Re: Ungrammaticalization?
From: | Irina Rempt-Drijfhout <ira@...> |
Date: | Monday, July 19, 1999, 19:20 |
On Sat, 17 Jul 1999, Nik Taylor wrote:
> FFlores wrote:
> Reminds me of a time in Spanish class when a friend of mine couldn't
> remember the word for "to die", so she said "die-ir?" (/dajir/) :-)

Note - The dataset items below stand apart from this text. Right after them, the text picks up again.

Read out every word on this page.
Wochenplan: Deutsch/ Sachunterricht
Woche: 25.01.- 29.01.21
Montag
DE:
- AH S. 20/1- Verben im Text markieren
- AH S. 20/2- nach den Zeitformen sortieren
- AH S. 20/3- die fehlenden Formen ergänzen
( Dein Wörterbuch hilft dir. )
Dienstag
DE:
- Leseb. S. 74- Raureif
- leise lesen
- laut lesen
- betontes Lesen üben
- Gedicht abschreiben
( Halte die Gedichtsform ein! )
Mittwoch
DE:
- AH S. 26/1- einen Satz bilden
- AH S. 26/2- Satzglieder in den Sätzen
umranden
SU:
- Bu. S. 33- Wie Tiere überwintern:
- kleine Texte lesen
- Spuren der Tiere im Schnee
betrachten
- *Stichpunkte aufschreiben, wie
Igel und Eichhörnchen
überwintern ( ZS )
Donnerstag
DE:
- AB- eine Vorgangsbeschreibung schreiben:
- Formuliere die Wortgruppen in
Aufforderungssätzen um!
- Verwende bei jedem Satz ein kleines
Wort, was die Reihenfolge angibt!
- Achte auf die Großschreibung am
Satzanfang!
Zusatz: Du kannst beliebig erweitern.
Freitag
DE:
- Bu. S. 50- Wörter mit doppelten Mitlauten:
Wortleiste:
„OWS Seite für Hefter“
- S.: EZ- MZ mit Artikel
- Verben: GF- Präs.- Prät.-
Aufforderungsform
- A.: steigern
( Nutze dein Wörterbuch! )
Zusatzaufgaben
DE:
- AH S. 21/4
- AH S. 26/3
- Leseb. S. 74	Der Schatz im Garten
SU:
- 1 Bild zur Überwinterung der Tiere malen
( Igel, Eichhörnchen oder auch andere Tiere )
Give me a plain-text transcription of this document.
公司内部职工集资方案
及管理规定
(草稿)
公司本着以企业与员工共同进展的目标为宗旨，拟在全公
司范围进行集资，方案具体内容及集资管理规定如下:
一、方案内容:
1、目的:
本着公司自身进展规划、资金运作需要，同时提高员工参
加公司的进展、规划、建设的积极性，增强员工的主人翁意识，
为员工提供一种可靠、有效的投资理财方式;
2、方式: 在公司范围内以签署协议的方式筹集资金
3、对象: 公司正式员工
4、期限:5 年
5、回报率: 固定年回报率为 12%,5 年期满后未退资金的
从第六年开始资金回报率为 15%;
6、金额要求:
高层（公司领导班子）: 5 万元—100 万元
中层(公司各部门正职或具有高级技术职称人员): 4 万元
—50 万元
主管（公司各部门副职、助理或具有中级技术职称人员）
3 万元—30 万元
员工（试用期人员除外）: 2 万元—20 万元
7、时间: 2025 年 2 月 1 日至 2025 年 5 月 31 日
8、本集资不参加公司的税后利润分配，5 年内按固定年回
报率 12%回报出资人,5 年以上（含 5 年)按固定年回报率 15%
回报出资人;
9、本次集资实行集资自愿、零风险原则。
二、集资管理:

We use English (and other languages) in our Dutch all the time. It's
worse now we've just spent a week in London, because our brains are
firmly set to English (you may notice some improvement in our writing
as well).
I remember a girl in German class who was given the Dutch translation
of a well-known German nonsense poem to translate as a punishment
(this was a very unusual teacher; he also used to deal out poetry to
memorise as punishment, and I once missed four months of German class
because I stubbornly refused to do it, convinced as I was of my
innocence). This girl, after much hedging about and blushing, managed
"Ich wollte ich w=E4re ein Kipf" for "Ik wou dat ik een kip was" ("I
wish I were a chicken"). It should have been "Huhn", of course, but
she gave the Dutch word exactly the form that it would have had in
German.
Irina
Varsinen an laynynay, saraz no arlet rastynay.